The Divesting from Communist China’s Military Act of 2026 is designed to cut off the flow of American cash to companies that build up China's military and surveillance capabilities. While the government already has plans to stop buying gear from these companies, this bill goes a step further by targeting the stock market. It requires the Treasury Department to take any company the Pentagon labels a "Chinese military company" and put them on a restricted list within 90 days. Once a company hits that list, U.S. investors have a strict timeline to get out or face legal restrictions on their holdings.
If you have a 401(k), an IRA, or a personal brokerage account, this bill could hit closer to home than a typical foreign policy debate. Under Section 3, once a company is added to the sanctions list, a 60-day countdown begins before new investments are banned. However, the bill provides a one-year "grace period" where you are allowed to buy or sell these specific stocks, but only for the purpose of divesting—essentially a mandated sell-off period. This affects not just direct stock in these companies, but also derivatives and potentially mutual funds or ETFs that track international markets. For a regular office worker or a trade worker with a retirement fund, this means your fund manager might be forced to sell certain assets regardless of whether the market price is currently high or low.
The bill relies on a specific definition of a "Chinese military company" from the 2021 and 2024 National Defense Authorization Acts.
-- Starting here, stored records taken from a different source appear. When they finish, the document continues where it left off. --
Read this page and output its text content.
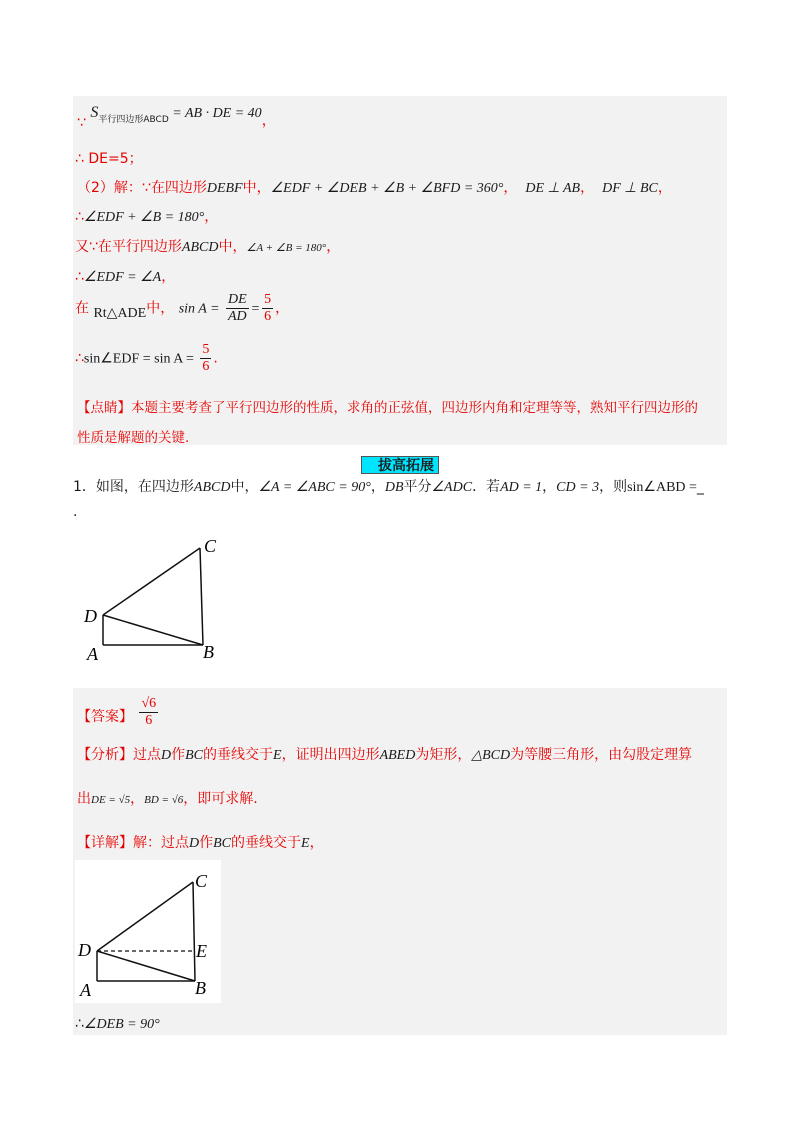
∵ $S_{平行四边形ABCD}$ = AB · DE = 40，
∴ DE=5；
（2）解：∵在四边形DEBF中，∠EDF + ∠DEB + ∠B + ∠BFD = 360°， DE ⊥ AB， DF ⊥ BC，
∴∠EDF + ∠B = 180°，
又∵在平行四边形ABCD中，∠A + ∠B = 180°，
∴∠EDF = ∠A，
在 Rt△ADE中， $\sin A = \frac{DE}{AD} = \frac{5}{6}$ ，
∴sin∠EDF = $\sin A = \frac{5}{6}$ .
【点睛】本题主要考查了平行四边形的性质，求角的正弦值，四边形内角和定理等等，熟知平行四边形的
性质是解题的关键.
拔高拓展
1．如图，在四边形ABCD中，∠A = ∠ABC = 90°，DB平分∠ADC．若AD = 1，CD = 3，则sin∠ABD =_
.
C
D
A	B
【答案】 $\frac{√6}{6}$
【分析】过点D作BC的垂线交于E，证明出四边形ABED为矩形，△BCD为等腰三角形，由勾股定理算
出DE = √5，BD = √6，即可求解.
【详解】解：过点D作BC的垂线交于E，
C
D	E
A	B
∴∠DEB = 90°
This includes any entity owned or controlled by the Chinese military or those contributing to their "military-civil fusion" strategy. While the goal is to protect national security, the bill’s medium level of vagueness means the list of companies could grow or change based on how the Secretary of Defense interprets these definitions. For the average person, this creates a bit of a moving target; a company that is a safe investment today could be flagged tomorrow, triggering that one-year mandatory exit window.
The primary challenge here is the economic ripple effect on U.S. persons—a term the bill defines broadly to include citizens, permanent residents, and any entity organized under U.S. law. If you’re a small business owner with an investment portfolio or a tech worker with specialized index funds, you might see some volatility as large institutions rush to dump these securities simultaneously to meet the one-year deadline. While the bill aims to harmonize different sanctions lists to make things consistent, the immediate reality for investors is a forced change in strategy. It’s a trade-off: the bill seeks to stop American dollars from funding a global rival’s hardware, but it places the logistical and financial burden of that shift directly on the shoulders of anyone with skin in the international game.